Just as I am no specialist in psychic phenomena and animal and plant life, I am even more of a naïve listener of astrophysical information. Yet as a lay person, I too try to make sense of the information randomly available to me through Nova programs and conversations in my culture, as I try to puzzle out what may be happening. I gather, perhaps correctly or perhaps not, that life is based on proteins formed by amino acids perhaps in watery environments. It has been suggested—I am not sure where—that the universe has no shortage of the proteins that make up amino acids, and they are to be found in very many places. While I don’t know enough how amino acids combine to form life, it now appears that watery environments are reasonably common.
For me the takeaway from this information is that the building blocks of life are all over, if not almost everywhere in the universe, and that this life may be very similar all up and down the evolutionary scale.
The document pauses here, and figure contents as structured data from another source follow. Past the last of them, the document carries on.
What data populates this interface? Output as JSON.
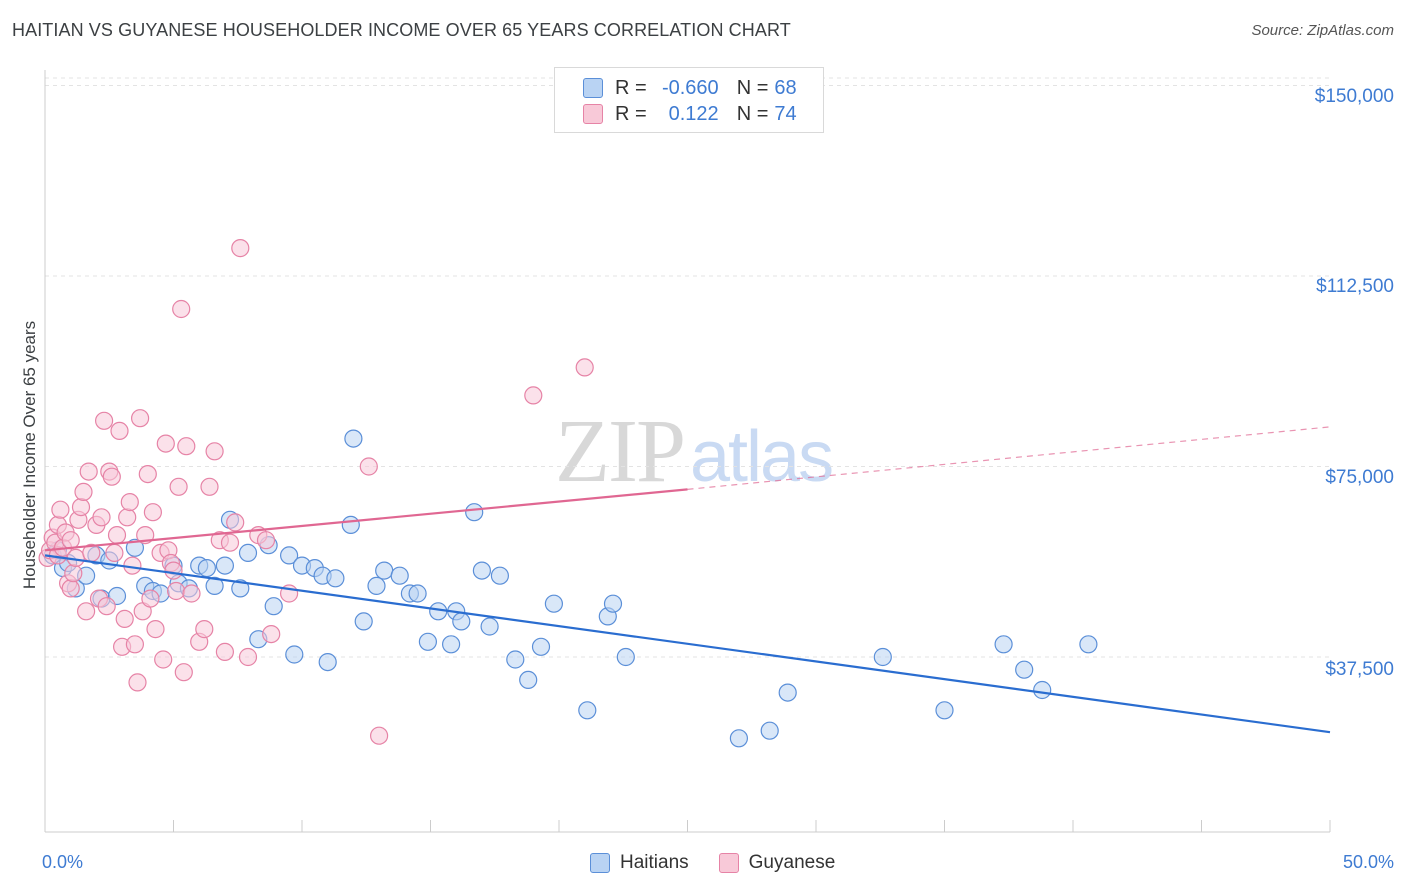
{
  "header": {
    "title": "HAITIAN VS GUYANESE HOUSEHOLDER INCOME OVER 65 YEARS CORRELATION CHART",
    "source": "Source: ZipAtlas.com"
  },
  "watermark": {
    "zip": "ZIP",
    "atlas": "atlas"
  },
  "legend": {
    "rows": [
      {
        "r_label": "R =",
        "r_value": "-0.660",
        "n_label": "N =",
        "n_value": "68"
      },
      {
        "r_label": "R =",
        "r_value": "0.122",
        "n_label": "N =",
        "n_value": "74"
      }
    ]
  },
  "colors": {
    "haitians_fill": "#b9d3f3",
    "haitians_stroke": "#5b8fd8",
    "haitians_line": "#2a6dd0",
    "guyanese_fill": "#f8c9d8",
    "guyanese_stroke": "#e683a6",
    "guyanese_line": "#e06792",
    "grid": "#e3e3e3",
    "axis_text": "#3e7bd2"
  },
  "chart_data": {
    "type": "scatter",
    "title": "HAITIAN VS GUYANESE HOUSEHOLDER INCOME OVER 65 YEARS CORRELATION CHART",
    "xlabel": "",
    "ylabel": "Householder Income Over 65 years",
    "xlim": [
      0,
      50
    ],
    "ylim": [
      0,
      152000
    ],
    "x_tick_labels": [
      "0.0%",
      "50.0%"
    ],
    "y_ticks": [
      37500,
      75000,
      112500,
      150000
    ],
    "y_tick_labels": [
      "$37,500",
      "$75,000",
      "$112,500",
      "$150,000"
    ],
    "grid": true,
    "legend_position": "top-center",
    "series": [
      {
        "name": "Haitians",
        "r": -0.66,
        "n": 68,
        "trend": {
          "x": [
            0,
            50
          ],
          "y": [
            57500,
            22700
          ]
        },
        "points": [
          [
            0.3,
            57500
          ],
          [
            0.5,
            58500
          ],
          [
            0.7,
            55000
          ],
          [
            0.9,
            56000
          ],
          [
            1.2,
            51000
          ],
          [
            1.6,
            53500
          ],
          [
            2.0,
            57500
          ],
          [
            2.2,
            49000
          ],
          [
            2.5,
            56500
          ],
          [
            2.8,
            49500
          ],
          [
            3.5,
            59000
          ],
          [
            3.9,
            51500
          ],
          [
            4.2,
            50500
          ],
          [
            4.5,
            50000
          ],
          [
            5.0,
            55500
          ],
          [
            5.2,
            52000
          ],
          [
            5.6,
            51000
          ],
          [
            6.0,
            55500
          ],
          [
            6.3,
            55000
          ],
          [
            6.6,
            51500
          ],
          [
            7.0,
            55500
          ],
          [
            7.2,
            64500
          ],
          [
            7.6,
            51000
          ],
          [
            7.9,
            58000
          ],
          [
            8.3,
            41000
          ],
          [
            8.7,
            59500
          ],
          [
            8.9,
            47500
          ],
          [
            9.5,
            57500
          ],
          [
            9.7,
            38000
          ],
          [
            10.0,
            55500
          ],
          [
            10.5,
            55000
          ],
          [
            10.8,
            53500
          ],
          [
            11.0,
            36500
          ],
          [
            11.3,
            53000
          ],
          [
            11.9,
            63500
          ],
          [
            12.0,
            80500
          ],
          [
            12.4,
            44500
          ],
          [
            12.9,
            51500
          ],
          [
            13.2,
            54500
          ],
          [
            13.8,
            53500
          ],
          [
            14.2,
            50000
          ],
          [
            14.5,
            50000
          ],
          [
            14.9,
            40500
          ],
          [
            15.3,
            46500
          ],
          [
            15.8,
            40000
          ],
          [
            16.0,
            46500
          ],
          [
            16.2,
            44500
          ],
          [
            16.7,
            66000
          ],
          [
            17.0,
            54500
          ],
          [
            17.3,
            43500
          ],
          [
            17.7,
            53500
          ],
          [
            18.3,
            37000
          ],
          [
            18.8,
            33000
          ],
          [
            19.3,
            39500
          ],
          [
            19.8,
            48000
          ],
          [
            21.1,
            27000
          ],
          [
            21.9,
            45500
          ],
          [
            22.1,
            48000
          ],
          [
            22.6,
            37500
          ],
          [
            27.0,
            21500
          ],
          [
            28.2,
            23000
          ],
          [
            28.9,
            30500
          ],
          [
            32.6,
            37500
          ],
          [
            35.0,
            27000
          ],
          [
            37.3,
            40000
          ],
          [
            38.1,
            35000
          ],
          [
            38.8,
            31000
          ],
          [
            40.6,
            40000
          ]
        ]
      },
      {
        "name": "Guyanese",
        "r": 0.122,
        "n": 74,
        "trend": {
          "x": [
            0,
            25
          ],
          "y": [
            58500,
            70500
          ],
          "dashed_extension": {
            "x": [
              25,
              50
            ],
            "y": [
              70500,
              82800
            ]
          }
        },
        "points": [
          [
            0.1,
            57000
          ],
          [
            0.2,
            58500
          ],
          [
            0.3,
            61000
          ],
          [
            0.4,
            60000
          ],
          [
            0.5,
            57500
          ],
          [
            0.5,
            63500
          ],
          [
            0.6,
            66500
          ],
          [
            0.7,
            59000
          ],
          [
            0.8,
            62000
          ],
          [
            0.9,
            52000
          ],
          [
            1.0,
            60500
          ],
          [
            1.0,
            51000
          ],
          [
            1.1,
            54000
          ],
          [
            1.2,
            57000
          ],
          [
            1.3,
            64500
          ],
          [
            1.4,
            67000
          ],
          [
            1.5,
            70000
          ],
          [
            1.6,
            46500
          ],
          [
            1.7,
            74000
          ],
          [
            1.8,
            58000
          ],
          [
            2.0,
            63500
          ],
          [
            2.1,
            49000
          ],
          [
            2.2,
            65000
          ],
          [
            2.3,
            84000
          ],
          [
            2.4,
            47500
          ],
          [
            2.5,
            74000
          ],
          [
            2.6,
            73000
          ],
          [
            2.7,
            58000
          ],
          [
            2.8,
            61500
          ],
          [
            2.9,
            82000
          ],
          [
            3.0,
            39500
          ],
          [
            3.1,
            45000
          ],
          [
            3.2,
            65000
          ],
          [
            3.3,
            68000
          ],
          [
            3.4,
            55500
          ],
          [
            3.5,
            40000
          ],
          [
            3.6,
            32500
          ],
          [
            3.7,
            84500
          ],
          [
            3.8,
            46500
          ],
          [
            3.9,
            61500
          ],
          [
            4.0,
            73500
          ],
          [
            4.1,
            49000
          ],
          [
            4.2,
            66000
          ],
          [
            4.3,
            43000
          ],
          [
            4.5,
            58000
          ],
          [
            4.6,
            37000
          ],
          [
            4.7,
            79500
          ],
          [
            4.8,
            58500
          ],
          [
            4.9,
            56000
          ],
          [
            5.0,
            54500
          ],
          [
            5.1,
            50500
          ],
          [
            5.2,
            71000
          ],
          [
            5.3,
            106000
          ],
          [
            5.4,
            34500
          ],
          [
            5.5,
            79000
          ],
          [
            5.7,
            50000
          ],
          [
            6.0,
            40500
          ],
          [
            6.2,
            43000
          ],
          [
            6.4,
            71000
          ],
          [
            6.6,
            78000
          ],
          [
            6.8,
            60500
          ],
          [
            7.0,
            38500
          ],
          [
            7.2,
            60000
          ],
          [
            7.4,
            64000
          ],
          [
            7.6,
            118000
          ],
          [
            7.9,
            37500
          ],
          [
            8.3,
            61500
          ],
          [
            8.6,
            60500
          ],
          [
            8.8,
            42000
          ],
          [
            9.5,
            50000
          ],
          [
            12.6,
            75000
          ],
          [
            13.0,
            22000
          ],
          [
            19.0,
            89000
          ],
          [
            21.0,
            94500
          ]
        ]
      }
    ]
  },
  "bottom_legend": {
    "items": [
      {
        "label": "Haitians"
      },
      {
        "label": "Guyanese"
      }
    ]
  }
}
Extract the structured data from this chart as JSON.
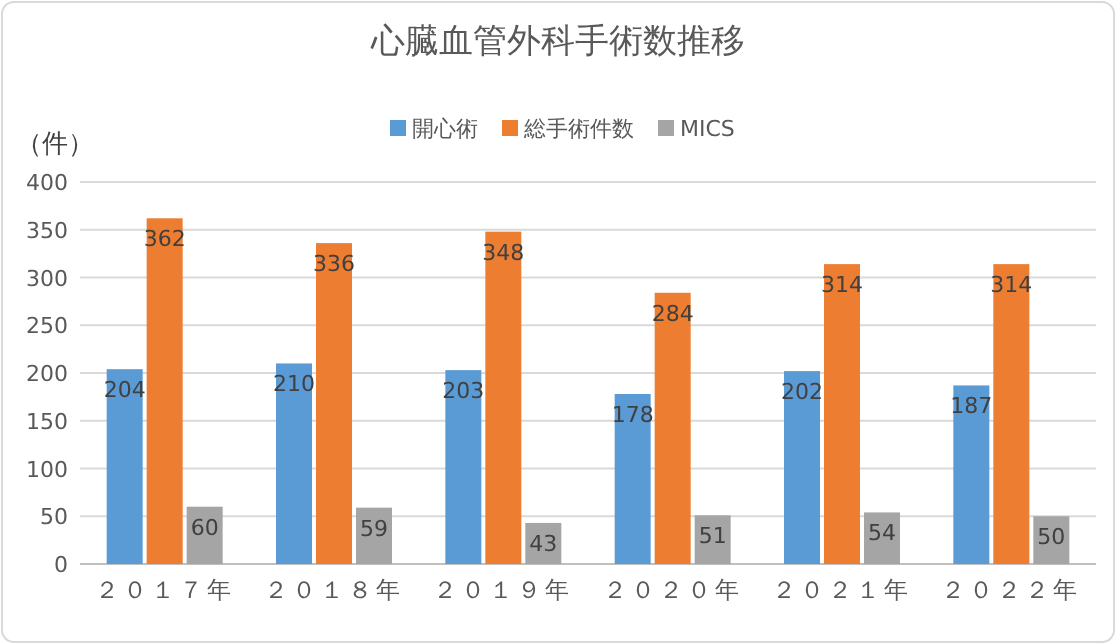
{
  "chart_data": {
    "type": "bar",
    "title": "心臓血管外科手術数推移",
    "ylabel": "（件）",
    "categories": [
      "２０１７年",
      "２０１８年",
      "２０１９年",
      "２０２０年",
      "２０２１年",
      "２０２２年"
    ],
    "series": [
      {
        "name": "開心術",
        "color": "#5b9bd5",
        "values": [
          204,
          210,
          203,
          178,
          202,
          187
        ]
      },
      {
        "name": "総手術件数",
        "color": "#ed7d31",
        "values": [
          362,
          336,
          348,
          284,
          314,
          314
        ]
      },
      {
        "name": "MICS",
        "color": "#a5a5a5",
        "values": [
          60,
          59,
          43,
          51,
          54,
          50
        ]
      }
    ],
    "ylim": [
      0,
      400
    ],
    "yticks": [
      0,
      50,
      100,
      150,
      200,
      250,
      300,
      350,
      400
    ],
    "grid": "y",
    "legend": "top",
    "data_labels": true
  }
}
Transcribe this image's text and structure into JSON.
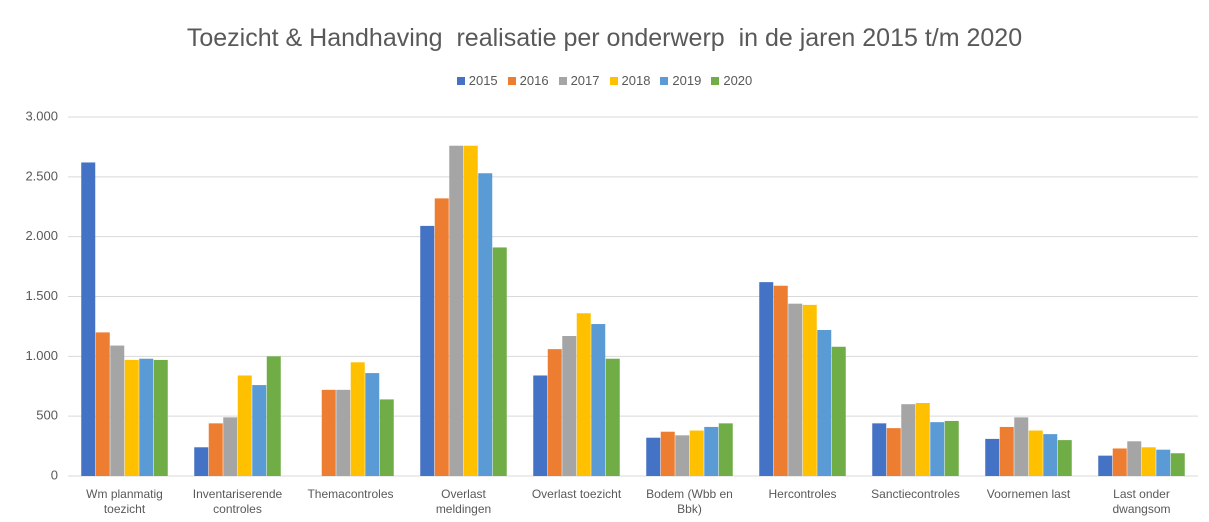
{
  "chart_data": {
    "type": "bar",
    "title": "Toezicht & Handhaving  realisatie per onderwerp  in de jaren 2015 t/m 2020",
    "categories": [
      "Wm planmatig toezicht",
      "Inventariserende controles",
      "Themacontroles",
      "Overlast meldingen",
      "Overlast toezicht",
      "Bodem (Wbb en Bbk)",
      "Hercontroles",
      "Sanctiecontroles",
      "Voornemen last",
      "Last onder dwangsom"
    ],
    "series": [
      {
        "name": "2015",
        "color": "#4472c4",
        "values": [
          2620,
          240,
          null,
          2090,
          840,
          320,
          1620,
          440,
          310,
          170
        ]
      },
      {
        "name": "2016",
        "color": "#ed7d31",
        "values": [
          1200,
          440,
          720,
          2320,
          1060,
          370,
          1590,
          400,
          410,
          230
        ]
      },
      {
        "name": "2017",
        "color": "#a5a5a5",
        "values": [
          1090,
          490,
          720,
          2760,
          1170,
          340,
          1440,
          600,
          490,
          290
        ]
      },
      {
        "name": "2018",
        "color": "#ffc000",
        "values": [
          970,
          840,
          950,
          2760,
          1360,
          380,
          1430,
          610,
          380,
          240
        ]
      },
      {
        "name": "2019",
        "color": "#5b9bd5",
        "values": [
          980,
          760,
          860,
          2530,
          1270,
          410,
          1220,
          450,
          350,
          220
        ]
      },
      {
        "name": "2020",
        "color": "#70ad47",
        "values": [
          970,
          1000,
          640,
          1910,
          980,
          440,
          1080,
          460,
          300,
          190
        ]
      }
    ],
    "ylim": [
      0,
      3000
    ],
    "yticks": [
      0,
      500,
      {
        "value": 1000,
        "label": "1.000"
      },
      {
        "value": 1500,
        "label": "1.500"
      },
      {
        "value": 2000,
        "label": "2.000"
      },
      {
        "value": 2500,
        "label": "2.500"
      },
      {
        "value": 3000,
        "label": "3.000"
      }
    ],
    "grid": true
  }
}
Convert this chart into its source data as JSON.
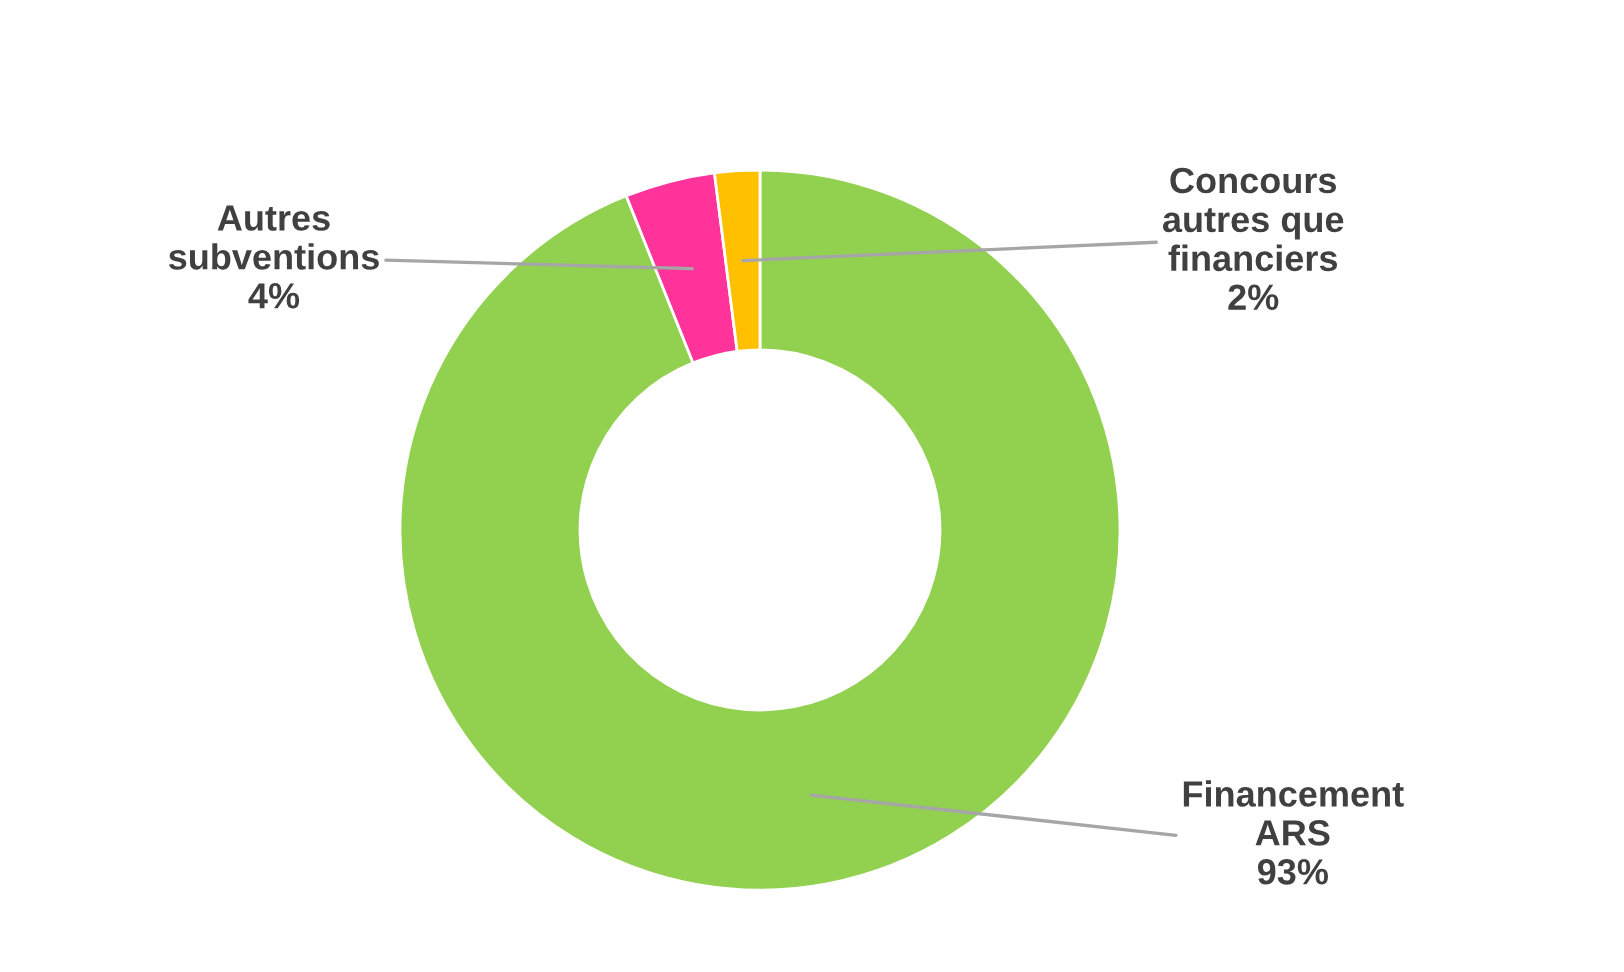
{
  "chart_data": {
    "type": "donut",
    "categories": [
      "Financement\nARS",
      "Autres\nsubventions",
      "Concours\nautres que\nfinanciers"
    ],
    "values": [
      93,
      4,
      2
    ],
    "value_labels": [
      "93%",
      "4%",
      "2%"
    ],
    "colors": [
      "#92d050",
      "#ff3399",
      "#ffc000"
    ],
    "legend": false
  }
}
This life, in fact, is very like our life and lives, dies and communicates with others.
What this has to do with the souls of the dead and the afterworld, I don’t know and hesitate to speculate. But it does suggest that the universe is alive in a certain sense and interrelated. As we knew nothing about whale and tree interaction until recently, there may yet be a lot of things we don’t know. I will keep my eyes and ears open with the spirit of George Lyman’s curiosity, as well as skepticism.
According to the medical establishment, the near-death experience is located strictly in the human brain itself. Modern drugs can call it forth at will. It is a grand hallucination about twenty percent of people have at the moment of dying. There could be no soul and no heaven in the medical view. I confronted George with this analysis. He shrugged and said he knew, but he preferred to think it was the other way.